Dopo un'attenta valutazione specialistica e l'esecuzione di un ecocardiogramma transesofageo, è stato programmato l'intervento mediante tecnica mini-invasiva, senza ricorrere all'apertura del torace. Attraverso una vena dell'inguine è stato introdotto un sottile catetere, guidato fino al cuore con il supporto della fluoroscopia e dell'ecocardiografia. Superato il delicato passaggio attraverso il setto interatriale, gli specialisti hanno raggiunto l'auricola sinistra e vi hanno posizionato un apposito dispositivo di chiusura, in grado di sigillarne l'ingresso e ridurre significativamente il rischio di formazione di trombi e di eventi cerebrovascolari nei pazienti con fibrillazione atriale.

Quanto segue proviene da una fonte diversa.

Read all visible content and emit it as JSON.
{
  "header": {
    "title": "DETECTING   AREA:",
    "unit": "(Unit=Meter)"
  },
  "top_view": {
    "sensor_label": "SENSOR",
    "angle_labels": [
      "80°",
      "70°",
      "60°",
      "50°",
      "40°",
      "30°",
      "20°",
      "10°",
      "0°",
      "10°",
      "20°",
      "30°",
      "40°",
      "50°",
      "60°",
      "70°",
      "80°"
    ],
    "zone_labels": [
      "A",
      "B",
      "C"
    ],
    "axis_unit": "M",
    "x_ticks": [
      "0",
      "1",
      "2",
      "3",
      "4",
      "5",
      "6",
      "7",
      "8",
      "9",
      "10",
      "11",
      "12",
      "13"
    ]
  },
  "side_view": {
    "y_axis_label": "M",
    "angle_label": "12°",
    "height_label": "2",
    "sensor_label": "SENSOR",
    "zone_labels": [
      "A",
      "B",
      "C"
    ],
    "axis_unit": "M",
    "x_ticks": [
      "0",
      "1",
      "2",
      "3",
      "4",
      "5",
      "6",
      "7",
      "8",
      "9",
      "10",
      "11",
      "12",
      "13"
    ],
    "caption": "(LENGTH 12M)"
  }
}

Il decorso post-operatorio si è svolto regolarmente con il ricovero in Terapia Intensiva, diretta da Maria Gabriella Carmina, grazie al lavoro dell'équipe medica e infermieristica dedicata, per poi proseguire nel reparto di degenza fino alla dimissione.
Il paziente è stato dimesso in quarta giornata post-operatoria e il controllo clinico effettuato a un mese dall'intervento ha confermato l'ottimo esito della procedura.
L'elevato valore clinico e scientifico del caso, per la sua rarità e complessità, ha inoltre meritato una segnalazione sulla prestigiosa rivista internazionale The International Journal of Cardiovascular Imaging, confermando il livello di competenza e innovazione raggiunto dagli specialisti dell'AOOR Villa Sofia-Cervello nel trattamento delle patologie cardiovascolari più complesse.